¿El ser humano es bueno por naturaleza? La pregunta es vieja, pero la necesidad de responderla persiste, particularmente porque nunca falta quien asuma una postura política cuestionable a partir de una conclusión apresurada al respecto. Persuadido que en los albores de la humanidad existió una Edad de Oro, Rousseau creyó en la bondad inherente del hombre y abogó por abolir las cadenas que le impone la sociedad. Pese a ello, no fue un anarquista. Fue un romántico, pero no imaginó que pudiéramos vivir más allá de esa ineludible molestia llamada poder político. Pero muchos de sus seguidores actuales lo imaginan; no solo dan por cierto que somos buenos por naturaleza, sino que suponen que podemos prescindir del poder público en consecuencia. Y bajo estas premisas ora se evaden de la realidad política, ora radicalizan sus buenos deseos hasta alcanzar niveles potencialmente totalitarios.
Evadirse de la realidad política es una actitud sencilla, pero siempre incompleta. Incompleta por doble vía: porque no puede realizarse del todo y porque deja a las personas que lo intentan con una humanidad mermada. Se trata de una pretensión que jamás logra realizarse del todo porque tarde o temprano la política se ocupara de nosotros, aunque nosotros no nos ocupemos de ella. Y por lo mismo las personas que lo intentan viven una humanidad mermada: porque si no contribuyo a moldear la circunstancia que contribuye a moldearme, devengo cosa, renuncio a cuando menos una parte de mis posibilidades humanas.
La renuncia, sin embargo, nunca se completa del todo, por lo que en algún momento el renunciante incurre en algún juicio sobre la realidad que lo rodea.
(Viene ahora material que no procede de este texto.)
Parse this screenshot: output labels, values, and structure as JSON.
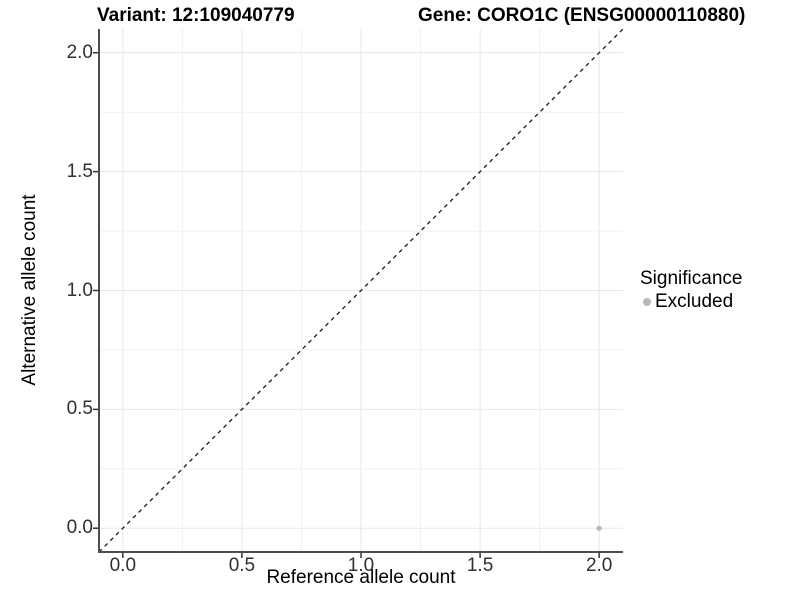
{
  "chart_data": {
    "type": "scatter",
    "title_left": "Variant: 12:109040779",
    "title_right": "Gene: CORO1C (ENSG00000110880)",
    "xlabel": "Reference allele count",
    "ylabel": "Alternative allele count",
    "xlim": [
      -0.1,
      2.1
    ],
    "ylim": [
      -0.1,
      2.1
    ],
    "x_ticks": [
      0.0,
      0.5,
      1.0,
      1.5,
      2.0
    ],
    "y_ticks": [
      0.0,
      0.5,
      1.0,
      1.5,
      2.0
    ],
    "x_tick_labels": [
      "0.0",
      "0.5",
      "1.0",
      "1.5",
      "2.0"
    ],
    "y_tick_labels": [
      "0.0",
      "0.5",
      "1.0",
      "1.5",
      "2.0"
    ],
    "grid": true,
    "minor_grid_step": 0.25,
    "identity_line": {
      "style": "dashed",
      "color": "#1a1a1a",
      "from": [
        -0.1,
        -0.1
      ],
      "to": [
        2.1,
        2.1
      ]
    },
    "series": [
      {
        "name": "Excluded",
        "color": "#b8b8b8",
        "points": [
          [
            2.0,
            0.0
          ]
        ]
      }
    ],
    "legend": {
      "title": "Significance",
      "position": "right",
      "items": [
        {
          "label": "Excluded",
          "color": "#b8b8b8",
          "marker": "circle"
        }
      ]
    },
    "colors": {
      "axis_line": "#4d4d4d",
      "tick_mark": "#333333",
      "grid_major": "#e7e7e7",
      "grid_minor": "#f0f0f0",
      "background": "#ffffff"
    }
  }
}
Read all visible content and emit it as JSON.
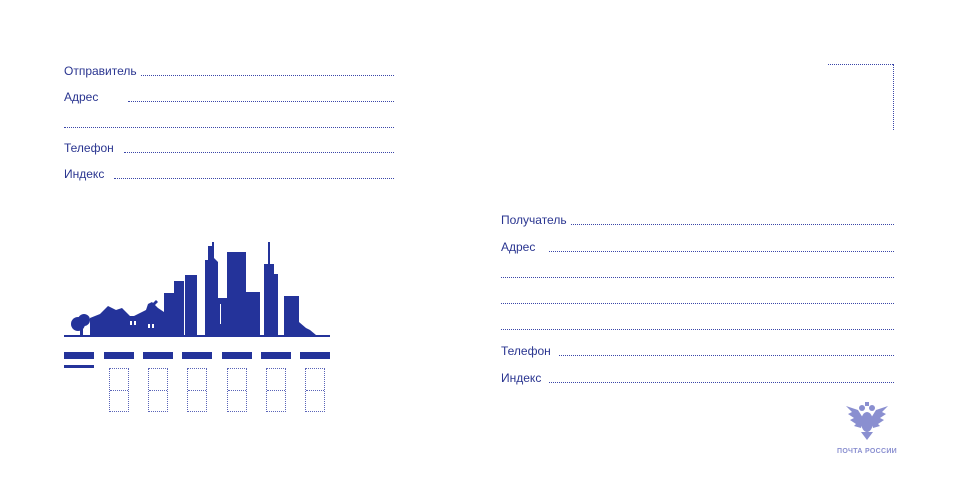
{
  "sender": {
    "fields": [
      {
        "label": "Отправитель"
      },
      {
        "label": "Адрес"
      },
      {
        "label": ""
      },
      {
        "label": "Телефон"
      },
      {
        "label": "Индекс"
      }
    ]
  },
  "recipient": {
    "fields": [
      {
        "label": "Получатель"
      },
      {
        "label": "Адрес"
      },
      {
        "label": ""
      },
      {
        "label": ""
      },
      {
        "label": ""
      },
      {
        "label": "Телефон"
      },
      {
        "label": "Индекс"
      }
    ]
  },
  "logo": {
    "text": "ПОЧТА РОССИИ",
    "icon": "double-headed-eagle-icon"
  },
  "colors": {
    "primary": "#24339a",
    "logo": "#8a8fd0"
  }
}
Y entonces muchos coinciden en la opinión sumaria: todos los políticos profesionales, sin excepción alguna, son corruptos e imbéciles. Como toda generalización, ésta contiene algo de verdad: los políticos corruptos e imbéciles abundan, pero no todos los políticos profesionales poseen esas características indeseables. Es más: existe una elevada probabilidad que las posean en la misma medida que el resto de los mortales. Y aquí debo observar que una parte considerable de las personas que se evaden de la política no son anarquistas ni imaginan que el hombre es bondadoso por naturaleza. Su evasión no obedece a la necesidad de encontrar una Edad de Oro, sino que surge de un probado sentimiento de impotencia: “diga lo que
diga, haga lo que haga, las cosas seguirán igual; mejor me dedico a lo mío, y me abstraigo de todo lo demás.” No niego que este sentimiento de impotencia encuentra razones para existir, pero admitamos que nadie dejará de estar confinado en él si no intenta influir en la cosa pública. Una sola pregunta: ¿cuántas de las personas que se han resignado a la impotencia frente a los acontecimientos públicos aprovechan, por ejemplo, las redes sociales para expresar sus puntos de vista sobre ellos?
En el polo opuesto de quienes intentan evadirse de la realidad política se ubican quienes la convierten en su pan de cada día a pesar que no ocupen un puesto en el régimen. Son quienes han soñado en transformar el mundo y se han puesto en acción para conseguirlo. A diferencia de los indiferentes aprovechan al máximo las redes sociales para expresar sus puntos de vista, pero de la misma forma que ellos están seguros que todos los políticos profesionales, sin excepción alguna, son corruptos e imbéciles. E incluso van más allá en esta certidumbre: no sólo los políticos profesionales son corruptos e imbéciles; también lo son todas y cada una de las personas que no coinciden con su resolución de transformar el mundo de cabo a rabo. Es decir, consideran que la gente perversa es legión… ¡No obstante, suponen que el hombre es bueno por naturaleza y apuestan por una extinción del poder y los poderosos sobre la faz de la tierra! Poco importa, claro está, que se
propongan ejercer un poder absoluto para lograr esta imposible extinción de la política y los políticos…
Justamente en el equipo del poder absoluto alinean los pensadores pesimistas, aquellos que consideran que el hombre es malo por naturaleza. Thomas Hobbes y Joseph de Maistre de inmediato alzan la mano y, junto con ellos, los defensores del orden conservador de todas las épocas. ¿Pero estamos condenados a tomar partido entre quienes imaginan al hombre bueno y quienes lo imaginan malo? De ningún modo. Ya antes de Rousseau, Hobbes y de Maistre se advirtió otra posibilidad. Pico della Mirandola observó que el ser humano no es bueno ni malo por naturaleza, sino que en su naturaleza está elegir ser una cosa o la otra. Y de acuerdo a todos los indicios, jamás faltará quien opte por la bondad, pero tampoco quien opte por su contrario. Incluso nunca faltará quien se decida por la bondad y acabé haciendo mayor mal que bien: no olvidemos que de buenas intenciones está empedrado el camino que conduce al infierno.